How pervasive are binding pre-dispute arbitration clauses imposed by for-profit businesses upon consumers? Herman Scwartz of The Nation reports:
Two reports issued at the end of last year show how effective the Court’s arbitration rulings have been. Last December, the Consumer Financial Protection Bureau (CFPB) issued a preliminary report, which found that contract clauses mandating pre-dispute arbitration are a “common feature of consumer financial contracts”; a final report is due by year’s end. The agency found such clauses in over 50 percent of credit card loans, 81 percent of prepaid charge cards and in checking accounts covering 44 percent of all insured deposits.
The CFPB found further that about 90 percent of such contracts, including almost all credit card loans, insured deposits and prepaid cards, also prohibit participation in current or future class or other joint actions in both judicial and arbitration proceedings.
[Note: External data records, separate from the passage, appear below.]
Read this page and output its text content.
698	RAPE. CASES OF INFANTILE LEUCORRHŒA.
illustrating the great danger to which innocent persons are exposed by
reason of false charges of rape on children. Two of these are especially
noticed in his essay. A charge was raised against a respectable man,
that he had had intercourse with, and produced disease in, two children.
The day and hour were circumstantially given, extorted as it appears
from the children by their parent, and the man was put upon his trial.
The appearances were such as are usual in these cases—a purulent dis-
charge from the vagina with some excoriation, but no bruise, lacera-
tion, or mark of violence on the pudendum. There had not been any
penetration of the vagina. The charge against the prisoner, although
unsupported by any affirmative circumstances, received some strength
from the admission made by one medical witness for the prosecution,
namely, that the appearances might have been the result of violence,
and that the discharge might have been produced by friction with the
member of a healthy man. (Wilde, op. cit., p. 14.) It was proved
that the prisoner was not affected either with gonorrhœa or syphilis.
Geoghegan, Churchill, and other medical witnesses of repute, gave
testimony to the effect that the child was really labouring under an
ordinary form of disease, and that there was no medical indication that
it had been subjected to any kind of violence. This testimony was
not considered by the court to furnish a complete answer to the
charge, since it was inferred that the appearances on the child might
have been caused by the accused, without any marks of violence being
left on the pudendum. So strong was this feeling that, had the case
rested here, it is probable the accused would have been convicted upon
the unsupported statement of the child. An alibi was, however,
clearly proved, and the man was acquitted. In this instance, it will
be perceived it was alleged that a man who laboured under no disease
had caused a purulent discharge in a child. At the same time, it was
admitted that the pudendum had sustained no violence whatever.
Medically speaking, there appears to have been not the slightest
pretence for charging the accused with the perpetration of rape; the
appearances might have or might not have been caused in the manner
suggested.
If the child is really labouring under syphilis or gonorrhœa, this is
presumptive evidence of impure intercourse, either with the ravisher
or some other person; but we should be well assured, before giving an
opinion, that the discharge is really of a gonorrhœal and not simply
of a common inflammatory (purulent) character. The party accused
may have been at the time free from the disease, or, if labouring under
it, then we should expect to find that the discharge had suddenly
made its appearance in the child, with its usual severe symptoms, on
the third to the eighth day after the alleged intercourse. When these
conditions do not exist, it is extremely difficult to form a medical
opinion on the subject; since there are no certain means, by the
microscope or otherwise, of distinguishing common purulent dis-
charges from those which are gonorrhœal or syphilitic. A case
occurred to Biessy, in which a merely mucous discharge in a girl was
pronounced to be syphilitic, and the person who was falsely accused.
This usually forces consumers who have been injured in small amounts to drop the matter entirely, even though the defendant may have harmed many others the same way, for too little is at stake for each individual to justify the time, trouble and expense of individual arbitration. . . .
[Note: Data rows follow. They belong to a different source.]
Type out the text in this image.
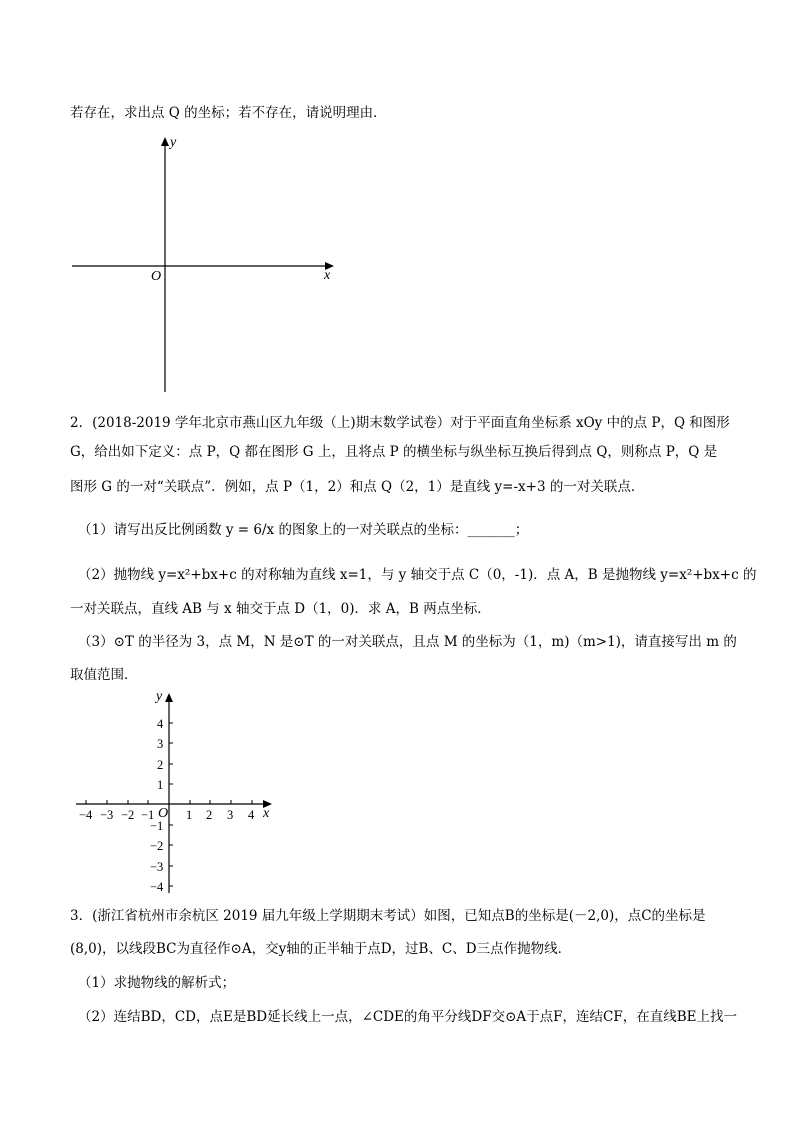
若存在，求出点 Q 的坐标；若不存在，请说明理由．
y
x
O
2．(2018-2019 学年北京市燕山区九年级（上)期末数学试卷）对于平面直角坐标系 xOy 中的点 P，Q 和图形
G，给出如下定义：点 P，Q 都在图形 G 上，且将点 P 的横坐标与纵坐标互换后得到点 Q，则称点 P，Q 是
图形 G 的一对“关联点”．例如，点 P（1，2）和点 Q（2，1）是直线 y=-x+3 的一对关联点．
（1）请写出反比例函数 y = 6/x 的图象上的一对关联点的坐标：_______；
（2）抛物线 y=x²+bx+c 的对称轴为直线 x=1，与 y 轴交于点 C（0，-1)．点 A，B 是抛物线 y=x²+bx+c 的
一对关联点，直线 AB 与 x 轴交于点 D（1，0)．求 A，B 两点坐标．
（3）⊙T 的半径为 3，点 M，N 是⊙T 的一对关联点，且点 M 的坐标为（1，m)（m>1)，请直接写出 m 的
取值范围．
y
x
O
−4 −3 −2 −1	1 2 3 4
4
3
2
1
−1
−2
−3
−4
3．(浙江省杭州市余杭区 2019 届九年级上学期期末考试）如图，已知点B的坐标是(－2,0)，点C的坐标是
(8,0)，以线段BC为直径作⊙A，交y轴的正半轴于点D，过B、C、D三点作抛物线．
（1）求抛物线的解析式；
（2）连结BD，CD，点E是BD延长线上一点，∠CDE的角平分线DF交⊙A于点F，连结CF，在直线BE上找一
These two clauses are not just in consumer financial contracts, but are standard in cellphone and nursing home contracts, individual employment contracts, shipping agreements, passenger tickets and in many other areas. They have also been imported into the exploding commercial traffic on Internet websites. When consumers click their assent to the conditions imposed by a seller online, few if any realize they are often acceding to these limitations on their rights to a judicial resolution and a class action. Some merchants have gone so far as to claim that just opening a box for a computer, for example, is enough to constitute the necessary assent to such conditions in an “agreement” placed in the box.
What is the bottom line?
The Supreme Court has given financial institutions, businessmen, unscrupulous employers and others a license to do wrong. As the California Supreme Court put it, they have been given an “exemption from responsibility for [their] own fraud.”